With summer around the corner (hard to believe I know, but in a fortnight’s time it will be June), I came across a couple of articles on the BBC News website and I thought it would be useful.

We all know about the harmful effects of UVB from the sun, and no doubt we rely on the blurb on the bottle of suntan cream or lotions of our choice to tell us. Sadly, not everyone knows what all the jargon means but the BBC have provided a handy jargon-buster for us.

Yet, even when we understand the jargon, can we trust what it says? Not according to Which?

Important as the sun might be to our good health, personally I try to follow the mantra my old mum use to frequently tell me: a little bit of everything does you good.

One Response to Do Sun Screens and Lotions Protect us?

  • An article in the August 2011 edition of Germany’s Der Naturist magazine from the DFK covered the subject of sunburn with the German expert Professor Jörg Spitz.
    His opinions included:
    “Our body is an expert at self repair. There are sufficient resources within the skin for this, for example vitamin D. But around 90% of people have too little of this.

    To the question on the importance of Vitamin D, he replied. At one time we thought that Vitamin D was merely responsible for stable bones. Today we know more: Vitamin D has a considerable number of important duties. It is involved in growth and repair processes, protects heart and the digestive system against cancer and diabetes. But the body can only produce Vitamin D with the help of sunlight on the skin.
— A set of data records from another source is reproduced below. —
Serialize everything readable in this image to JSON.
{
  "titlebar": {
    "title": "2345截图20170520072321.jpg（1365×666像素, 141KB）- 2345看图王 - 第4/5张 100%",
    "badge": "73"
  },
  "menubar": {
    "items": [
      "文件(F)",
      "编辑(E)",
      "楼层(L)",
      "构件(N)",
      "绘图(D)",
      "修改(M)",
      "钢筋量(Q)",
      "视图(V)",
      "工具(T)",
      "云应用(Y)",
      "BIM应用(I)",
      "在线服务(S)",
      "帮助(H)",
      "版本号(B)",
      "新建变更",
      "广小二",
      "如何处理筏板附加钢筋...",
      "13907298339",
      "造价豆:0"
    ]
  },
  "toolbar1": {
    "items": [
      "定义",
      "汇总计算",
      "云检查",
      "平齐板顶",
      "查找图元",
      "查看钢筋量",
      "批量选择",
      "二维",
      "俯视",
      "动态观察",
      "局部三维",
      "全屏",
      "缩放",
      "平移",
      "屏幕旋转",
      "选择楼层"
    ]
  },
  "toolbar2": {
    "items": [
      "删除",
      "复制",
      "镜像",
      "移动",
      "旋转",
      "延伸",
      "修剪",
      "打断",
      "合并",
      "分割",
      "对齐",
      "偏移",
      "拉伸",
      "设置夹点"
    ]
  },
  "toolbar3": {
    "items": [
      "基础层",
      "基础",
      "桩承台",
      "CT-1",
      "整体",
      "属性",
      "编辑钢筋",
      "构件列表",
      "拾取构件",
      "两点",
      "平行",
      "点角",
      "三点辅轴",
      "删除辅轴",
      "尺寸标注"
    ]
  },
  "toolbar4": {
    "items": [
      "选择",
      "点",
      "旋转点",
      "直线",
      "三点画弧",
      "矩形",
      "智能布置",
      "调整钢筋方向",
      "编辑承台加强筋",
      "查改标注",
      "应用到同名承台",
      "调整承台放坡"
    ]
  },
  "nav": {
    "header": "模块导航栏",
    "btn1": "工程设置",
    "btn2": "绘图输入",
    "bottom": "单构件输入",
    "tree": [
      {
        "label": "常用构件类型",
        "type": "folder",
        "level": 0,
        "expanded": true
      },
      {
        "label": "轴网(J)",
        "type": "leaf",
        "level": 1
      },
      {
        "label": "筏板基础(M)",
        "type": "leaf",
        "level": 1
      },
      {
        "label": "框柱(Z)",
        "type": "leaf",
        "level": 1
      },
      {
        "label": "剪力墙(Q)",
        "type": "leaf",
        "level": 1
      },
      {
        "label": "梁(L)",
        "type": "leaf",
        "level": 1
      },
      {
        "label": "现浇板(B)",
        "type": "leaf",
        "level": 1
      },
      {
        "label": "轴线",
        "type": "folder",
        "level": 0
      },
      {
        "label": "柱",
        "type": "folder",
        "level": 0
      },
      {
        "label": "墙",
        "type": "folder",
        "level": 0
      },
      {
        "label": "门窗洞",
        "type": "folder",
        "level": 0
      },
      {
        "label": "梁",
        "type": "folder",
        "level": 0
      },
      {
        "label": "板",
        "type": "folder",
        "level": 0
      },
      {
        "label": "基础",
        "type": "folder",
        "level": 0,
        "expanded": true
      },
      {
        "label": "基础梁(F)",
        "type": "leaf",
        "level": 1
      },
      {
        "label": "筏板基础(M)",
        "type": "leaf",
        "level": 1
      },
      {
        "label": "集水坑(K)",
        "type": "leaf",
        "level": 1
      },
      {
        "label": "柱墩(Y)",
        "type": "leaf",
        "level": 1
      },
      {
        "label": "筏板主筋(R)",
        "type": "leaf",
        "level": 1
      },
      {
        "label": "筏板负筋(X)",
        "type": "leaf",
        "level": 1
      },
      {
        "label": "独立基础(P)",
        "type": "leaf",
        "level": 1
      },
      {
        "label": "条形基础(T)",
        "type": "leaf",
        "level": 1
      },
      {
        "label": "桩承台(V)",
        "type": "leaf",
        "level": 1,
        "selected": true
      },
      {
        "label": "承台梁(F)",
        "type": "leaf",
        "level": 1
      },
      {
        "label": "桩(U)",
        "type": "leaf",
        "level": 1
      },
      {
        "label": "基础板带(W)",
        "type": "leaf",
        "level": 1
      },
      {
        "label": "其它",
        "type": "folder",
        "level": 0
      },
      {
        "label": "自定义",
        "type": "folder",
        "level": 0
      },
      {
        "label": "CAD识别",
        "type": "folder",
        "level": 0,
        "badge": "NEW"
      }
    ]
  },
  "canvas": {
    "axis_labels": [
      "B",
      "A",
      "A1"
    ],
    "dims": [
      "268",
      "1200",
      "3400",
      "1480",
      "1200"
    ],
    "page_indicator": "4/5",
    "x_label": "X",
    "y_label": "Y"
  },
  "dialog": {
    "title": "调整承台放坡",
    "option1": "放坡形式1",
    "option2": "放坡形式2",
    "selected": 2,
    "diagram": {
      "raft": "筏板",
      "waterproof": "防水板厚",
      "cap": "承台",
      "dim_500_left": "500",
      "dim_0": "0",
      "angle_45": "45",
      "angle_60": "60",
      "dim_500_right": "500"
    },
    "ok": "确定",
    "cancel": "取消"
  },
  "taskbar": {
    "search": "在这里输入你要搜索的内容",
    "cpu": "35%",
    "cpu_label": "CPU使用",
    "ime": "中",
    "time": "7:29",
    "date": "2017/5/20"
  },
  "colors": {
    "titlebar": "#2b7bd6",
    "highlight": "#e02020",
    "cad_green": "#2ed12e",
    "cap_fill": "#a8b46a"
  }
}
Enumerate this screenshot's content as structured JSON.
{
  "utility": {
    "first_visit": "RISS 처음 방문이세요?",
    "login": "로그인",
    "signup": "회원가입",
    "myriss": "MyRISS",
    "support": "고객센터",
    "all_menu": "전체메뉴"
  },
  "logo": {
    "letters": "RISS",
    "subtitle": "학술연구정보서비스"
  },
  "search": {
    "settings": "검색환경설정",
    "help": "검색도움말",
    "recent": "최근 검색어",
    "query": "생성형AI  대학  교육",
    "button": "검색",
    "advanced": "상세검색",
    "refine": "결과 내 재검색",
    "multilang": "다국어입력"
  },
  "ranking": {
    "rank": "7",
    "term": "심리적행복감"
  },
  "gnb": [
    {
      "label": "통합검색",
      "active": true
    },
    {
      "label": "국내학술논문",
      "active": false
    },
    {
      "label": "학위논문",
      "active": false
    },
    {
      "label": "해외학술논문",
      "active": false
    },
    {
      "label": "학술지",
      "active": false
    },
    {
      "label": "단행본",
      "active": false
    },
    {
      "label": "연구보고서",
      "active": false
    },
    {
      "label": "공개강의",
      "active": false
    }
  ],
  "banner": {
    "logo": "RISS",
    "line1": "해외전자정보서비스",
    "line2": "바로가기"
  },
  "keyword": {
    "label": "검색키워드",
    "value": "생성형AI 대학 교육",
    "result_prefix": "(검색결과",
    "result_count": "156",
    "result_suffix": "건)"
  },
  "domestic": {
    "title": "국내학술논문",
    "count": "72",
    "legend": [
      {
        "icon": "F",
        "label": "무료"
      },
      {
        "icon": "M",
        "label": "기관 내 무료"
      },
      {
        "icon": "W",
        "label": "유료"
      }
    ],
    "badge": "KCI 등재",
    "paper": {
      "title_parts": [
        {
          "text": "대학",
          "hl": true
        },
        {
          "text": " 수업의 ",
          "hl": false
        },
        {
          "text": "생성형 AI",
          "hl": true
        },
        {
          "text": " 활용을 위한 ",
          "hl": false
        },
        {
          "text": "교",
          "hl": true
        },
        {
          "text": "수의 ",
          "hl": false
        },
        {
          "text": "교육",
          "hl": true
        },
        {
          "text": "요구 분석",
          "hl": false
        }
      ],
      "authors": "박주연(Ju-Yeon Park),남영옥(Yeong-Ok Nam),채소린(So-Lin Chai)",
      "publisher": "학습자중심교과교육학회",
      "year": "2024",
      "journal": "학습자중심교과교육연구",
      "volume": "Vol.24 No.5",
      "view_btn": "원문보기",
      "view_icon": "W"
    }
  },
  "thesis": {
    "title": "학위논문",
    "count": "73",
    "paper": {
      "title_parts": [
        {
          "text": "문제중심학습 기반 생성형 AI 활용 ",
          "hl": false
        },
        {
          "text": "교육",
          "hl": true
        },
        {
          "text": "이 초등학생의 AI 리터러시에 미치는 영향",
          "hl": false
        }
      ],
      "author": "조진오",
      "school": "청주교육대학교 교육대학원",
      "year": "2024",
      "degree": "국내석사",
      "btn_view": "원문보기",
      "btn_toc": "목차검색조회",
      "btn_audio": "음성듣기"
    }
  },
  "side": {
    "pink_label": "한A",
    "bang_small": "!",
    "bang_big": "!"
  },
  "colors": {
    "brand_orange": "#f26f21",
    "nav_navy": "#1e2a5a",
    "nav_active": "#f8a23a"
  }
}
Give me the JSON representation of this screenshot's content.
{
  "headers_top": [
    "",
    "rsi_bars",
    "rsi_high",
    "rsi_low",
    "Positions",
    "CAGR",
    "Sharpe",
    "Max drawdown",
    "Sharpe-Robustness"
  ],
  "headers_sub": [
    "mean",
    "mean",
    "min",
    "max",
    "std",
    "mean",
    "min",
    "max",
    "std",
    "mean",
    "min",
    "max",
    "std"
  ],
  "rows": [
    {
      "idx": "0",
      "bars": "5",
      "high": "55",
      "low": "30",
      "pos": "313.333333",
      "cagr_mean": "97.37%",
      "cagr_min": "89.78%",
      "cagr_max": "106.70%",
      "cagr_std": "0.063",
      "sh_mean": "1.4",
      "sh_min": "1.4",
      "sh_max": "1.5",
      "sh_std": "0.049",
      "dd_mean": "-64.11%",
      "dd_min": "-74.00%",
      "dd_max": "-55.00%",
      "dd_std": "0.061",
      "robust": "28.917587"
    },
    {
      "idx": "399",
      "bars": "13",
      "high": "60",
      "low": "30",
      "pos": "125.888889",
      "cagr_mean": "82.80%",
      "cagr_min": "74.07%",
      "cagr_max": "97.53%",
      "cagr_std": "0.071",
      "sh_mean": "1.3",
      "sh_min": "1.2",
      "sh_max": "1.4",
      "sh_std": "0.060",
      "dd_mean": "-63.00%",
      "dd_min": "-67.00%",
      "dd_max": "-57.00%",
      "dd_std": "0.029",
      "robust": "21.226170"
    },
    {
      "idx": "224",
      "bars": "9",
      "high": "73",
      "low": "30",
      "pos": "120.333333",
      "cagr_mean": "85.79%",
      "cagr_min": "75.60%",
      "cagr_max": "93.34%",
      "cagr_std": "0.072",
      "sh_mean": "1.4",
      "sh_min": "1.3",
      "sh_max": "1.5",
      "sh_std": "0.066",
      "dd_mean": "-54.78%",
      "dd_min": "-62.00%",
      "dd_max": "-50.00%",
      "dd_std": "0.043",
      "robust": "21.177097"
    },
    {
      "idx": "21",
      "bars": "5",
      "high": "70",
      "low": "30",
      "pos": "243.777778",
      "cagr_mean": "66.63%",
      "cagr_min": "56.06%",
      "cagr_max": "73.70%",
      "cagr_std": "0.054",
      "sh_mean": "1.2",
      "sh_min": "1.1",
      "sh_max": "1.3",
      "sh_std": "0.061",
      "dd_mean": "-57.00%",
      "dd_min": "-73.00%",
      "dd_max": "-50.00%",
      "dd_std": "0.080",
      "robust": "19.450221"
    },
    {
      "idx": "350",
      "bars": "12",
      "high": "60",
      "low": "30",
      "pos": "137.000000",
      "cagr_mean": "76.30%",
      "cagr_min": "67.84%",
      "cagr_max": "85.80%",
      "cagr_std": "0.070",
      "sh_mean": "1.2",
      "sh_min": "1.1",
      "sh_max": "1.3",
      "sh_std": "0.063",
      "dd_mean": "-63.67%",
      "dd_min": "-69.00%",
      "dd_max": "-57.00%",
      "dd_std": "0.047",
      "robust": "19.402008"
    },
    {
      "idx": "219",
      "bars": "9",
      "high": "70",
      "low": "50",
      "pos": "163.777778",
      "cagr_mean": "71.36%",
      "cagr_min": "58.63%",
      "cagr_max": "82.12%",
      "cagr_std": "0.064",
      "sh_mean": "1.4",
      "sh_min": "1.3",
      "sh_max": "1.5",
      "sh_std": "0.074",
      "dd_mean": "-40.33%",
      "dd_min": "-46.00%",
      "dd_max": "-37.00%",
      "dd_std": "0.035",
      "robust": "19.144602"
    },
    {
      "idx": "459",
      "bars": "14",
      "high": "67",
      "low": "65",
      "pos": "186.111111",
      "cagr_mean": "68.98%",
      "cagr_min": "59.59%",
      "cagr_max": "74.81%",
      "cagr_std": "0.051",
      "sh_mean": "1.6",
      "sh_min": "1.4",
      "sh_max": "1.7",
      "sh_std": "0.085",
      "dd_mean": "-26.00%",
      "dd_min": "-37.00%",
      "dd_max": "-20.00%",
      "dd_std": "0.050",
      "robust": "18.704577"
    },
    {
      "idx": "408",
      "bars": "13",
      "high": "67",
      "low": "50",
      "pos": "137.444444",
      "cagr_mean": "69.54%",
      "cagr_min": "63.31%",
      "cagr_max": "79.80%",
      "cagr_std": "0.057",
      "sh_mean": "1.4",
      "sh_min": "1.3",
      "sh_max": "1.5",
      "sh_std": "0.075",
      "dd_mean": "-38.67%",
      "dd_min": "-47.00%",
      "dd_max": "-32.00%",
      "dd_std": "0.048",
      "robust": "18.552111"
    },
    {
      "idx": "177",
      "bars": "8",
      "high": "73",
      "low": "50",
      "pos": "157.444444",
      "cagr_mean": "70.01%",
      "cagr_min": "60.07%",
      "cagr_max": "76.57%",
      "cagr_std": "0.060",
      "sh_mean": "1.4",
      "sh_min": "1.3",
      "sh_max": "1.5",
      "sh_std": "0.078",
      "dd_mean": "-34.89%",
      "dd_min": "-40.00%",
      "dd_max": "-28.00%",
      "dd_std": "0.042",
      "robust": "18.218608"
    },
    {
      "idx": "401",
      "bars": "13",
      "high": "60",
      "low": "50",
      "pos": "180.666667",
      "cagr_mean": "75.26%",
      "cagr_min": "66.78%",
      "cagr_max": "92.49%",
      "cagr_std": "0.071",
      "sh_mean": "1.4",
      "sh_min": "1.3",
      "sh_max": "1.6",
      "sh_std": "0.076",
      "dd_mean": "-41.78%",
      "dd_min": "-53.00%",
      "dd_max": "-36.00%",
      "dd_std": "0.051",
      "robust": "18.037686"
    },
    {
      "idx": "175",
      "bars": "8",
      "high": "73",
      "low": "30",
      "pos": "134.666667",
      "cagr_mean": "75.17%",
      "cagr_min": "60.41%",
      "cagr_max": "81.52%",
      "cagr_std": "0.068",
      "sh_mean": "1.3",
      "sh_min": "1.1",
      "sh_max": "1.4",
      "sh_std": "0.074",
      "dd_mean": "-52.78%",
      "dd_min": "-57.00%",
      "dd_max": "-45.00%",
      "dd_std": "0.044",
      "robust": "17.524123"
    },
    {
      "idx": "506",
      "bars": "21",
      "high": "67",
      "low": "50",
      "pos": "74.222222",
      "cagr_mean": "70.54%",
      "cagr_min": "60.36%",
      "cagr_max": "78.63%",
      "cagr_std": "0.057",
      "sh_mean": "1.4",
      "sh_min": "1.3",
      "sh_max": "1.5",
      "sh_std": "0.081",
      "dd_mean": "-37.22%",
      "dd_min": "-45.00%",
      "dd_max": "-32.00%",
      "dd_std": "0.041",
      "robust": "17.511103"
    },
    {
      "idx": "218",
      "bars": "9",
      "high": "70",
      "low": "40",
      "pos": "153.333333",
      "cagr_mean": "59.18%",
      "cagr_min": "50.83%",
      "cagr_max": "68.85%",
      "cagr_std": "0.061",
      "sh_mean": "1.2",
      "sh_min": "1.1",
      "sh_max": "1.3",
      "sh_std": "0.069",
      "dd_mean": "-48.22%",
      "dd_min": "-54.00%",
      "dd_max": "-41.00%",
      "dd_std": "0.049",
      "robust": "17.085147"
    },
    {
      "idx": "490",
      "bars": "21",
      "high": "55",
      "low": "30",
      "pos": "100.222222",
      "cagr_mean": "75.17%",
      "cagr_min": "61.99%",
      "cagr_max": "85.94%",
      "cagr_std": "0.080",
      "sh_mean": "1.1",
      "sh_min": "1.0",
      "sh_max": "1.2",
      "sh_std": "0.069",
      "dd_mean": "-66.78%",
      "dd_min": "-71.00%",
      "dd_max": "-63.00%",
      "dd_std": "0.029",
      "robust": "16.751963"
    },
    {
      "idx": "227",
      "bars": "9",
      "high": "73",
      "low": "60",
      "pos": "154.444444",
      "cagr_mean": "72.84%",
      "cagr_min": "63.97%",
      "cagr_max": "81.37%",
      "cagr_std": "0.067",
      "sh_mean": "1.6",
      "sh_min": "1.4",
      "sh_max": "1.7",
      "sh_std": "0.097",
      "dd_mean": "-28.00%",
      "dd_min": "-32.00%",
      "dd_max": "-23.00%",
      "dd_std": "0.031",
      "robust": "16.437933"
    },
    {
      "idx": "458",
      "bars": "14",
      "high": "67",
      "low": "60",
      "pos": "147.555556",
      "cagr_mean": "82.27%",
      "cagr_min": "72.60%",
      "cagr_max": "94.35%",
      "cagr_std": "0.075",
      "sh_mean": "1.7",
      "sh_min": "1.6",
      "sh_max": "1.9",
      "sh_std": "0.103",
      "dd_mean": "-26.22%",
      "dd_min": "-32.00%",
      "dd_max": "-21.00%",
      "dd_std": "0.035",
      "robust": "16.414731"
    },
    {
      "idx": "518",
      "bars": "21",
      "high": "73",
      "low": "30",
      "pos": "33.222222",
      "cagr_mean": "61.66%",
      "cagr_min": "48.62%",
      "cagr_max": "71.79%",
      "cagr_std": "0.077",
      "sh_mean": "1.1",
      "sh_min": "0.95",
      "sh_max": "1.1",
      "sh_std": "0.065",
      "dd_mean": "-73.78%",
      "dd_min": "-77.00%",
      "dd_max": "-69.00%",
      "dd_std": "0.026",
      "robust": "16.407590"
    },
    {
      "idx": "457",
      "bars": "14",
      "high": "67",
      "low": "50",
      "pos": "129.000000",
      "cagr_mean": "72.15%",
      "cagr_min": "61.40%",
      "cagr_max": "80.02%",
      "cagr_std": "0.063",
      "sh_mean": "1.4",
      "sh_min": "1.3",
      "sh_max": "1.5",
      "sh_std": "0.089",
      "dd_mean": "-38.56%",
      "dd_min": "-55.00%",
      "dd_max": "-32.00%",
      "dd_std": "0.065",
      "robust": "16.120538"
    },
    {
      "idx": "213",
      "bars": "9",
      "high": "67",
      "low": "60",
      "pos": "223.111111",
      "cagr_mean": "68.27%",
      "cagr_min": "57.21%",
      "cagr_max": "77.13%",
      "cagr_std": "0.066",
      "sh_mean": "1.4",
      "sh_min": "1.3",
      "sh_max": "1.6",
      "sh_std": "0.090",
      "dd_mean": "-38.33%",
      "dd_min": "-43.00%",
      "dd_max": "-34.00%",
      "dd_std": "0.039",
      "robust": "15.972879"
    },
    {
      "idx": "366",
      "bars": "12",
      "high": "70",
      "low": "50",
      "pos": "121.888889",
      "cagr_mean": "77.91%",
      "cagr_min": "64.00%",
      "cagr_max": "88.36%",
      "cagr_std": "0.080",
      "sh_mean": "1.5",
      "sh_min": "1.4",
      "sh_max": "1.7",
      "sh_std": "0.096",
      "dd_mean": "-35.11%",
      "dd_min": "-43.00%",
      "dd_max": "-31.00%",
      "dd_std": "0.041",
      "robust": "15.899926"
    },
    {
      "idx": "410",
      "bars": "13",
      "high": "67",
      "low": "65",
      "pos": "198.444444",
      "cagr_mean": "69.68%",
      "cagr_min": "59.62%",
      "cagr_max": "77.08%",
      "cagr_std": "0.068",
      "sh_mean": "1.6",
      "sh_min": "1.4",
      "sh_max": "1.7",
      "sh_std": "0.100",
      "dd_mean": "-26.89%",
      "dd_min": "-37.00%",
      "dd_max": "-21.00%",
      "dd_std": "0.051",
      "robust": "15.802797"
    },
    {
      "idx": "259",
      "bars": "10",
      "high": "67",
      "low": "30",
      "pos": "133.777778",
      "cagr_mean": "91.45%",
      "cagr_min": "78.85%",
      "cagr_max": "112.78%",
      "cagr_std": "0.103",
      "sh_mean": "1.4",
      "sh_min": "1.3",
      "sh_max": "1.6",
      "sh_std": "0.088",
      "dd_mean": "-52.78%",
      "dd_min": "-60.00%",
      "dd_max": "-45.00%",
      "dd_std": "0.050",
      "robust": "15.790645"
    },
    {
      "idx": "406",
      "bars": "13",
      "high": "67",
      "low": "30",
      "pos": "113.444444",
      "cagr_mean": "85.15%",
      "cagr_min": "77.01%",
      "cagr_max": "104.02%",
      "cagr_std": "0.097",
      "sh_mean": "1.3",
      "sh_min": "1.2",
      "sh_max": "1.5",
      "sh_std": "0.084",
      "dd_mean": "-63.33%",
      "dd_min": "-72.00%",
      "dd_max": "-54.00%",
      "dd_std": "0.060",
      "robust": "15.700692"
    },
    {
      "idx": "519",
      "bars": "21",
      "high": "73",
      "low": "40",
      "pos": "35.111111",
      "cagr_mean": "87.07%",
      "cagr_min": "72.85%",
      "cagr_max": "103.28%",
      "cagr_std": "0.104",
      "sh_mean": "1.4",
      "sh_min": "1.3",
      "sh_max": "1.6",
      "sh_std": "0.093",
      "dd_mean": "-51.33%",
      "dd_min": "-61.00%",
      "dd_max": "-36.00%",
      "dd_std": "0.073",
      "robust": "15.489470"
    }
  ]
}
    How long to spend in the sun depends on the type of hair a person has; blond haired people with pale skin should spend a maximum of ten minutes in full midday sunlight. Those with darker skin can have up to twenty minutes. This time is enough for the fair haired body to produce around 15000 units of Vitamin D – it’s a lower figure for dark skinned people. The daily need of an adult is around 4000 units of Vitamin D. What isn’t needed is stored in fatty tissue and is used in the winter.

    It is important not to prevent the production of Vitamin D by wearing sun cream. A popular misconception is that it is sufficient just to have head and hands exposed to sunlight. As much as possible should be exposed in order to enable the body to absorb maximum sunlight. However the head needs protection from a hat, because this is where 70% of the most dangerous skin cancers start.

    For best results there should be a daily sunbathe between 12 and 2 o’clock, when the sun is shining at its most intensive and the production of Vitamin D is at its greatest.

    If the skin becomes red, then give sunbathing a rest for a couple of days. It’s a bit like sport, if you train too hard, you need a couple of days to recuperate.”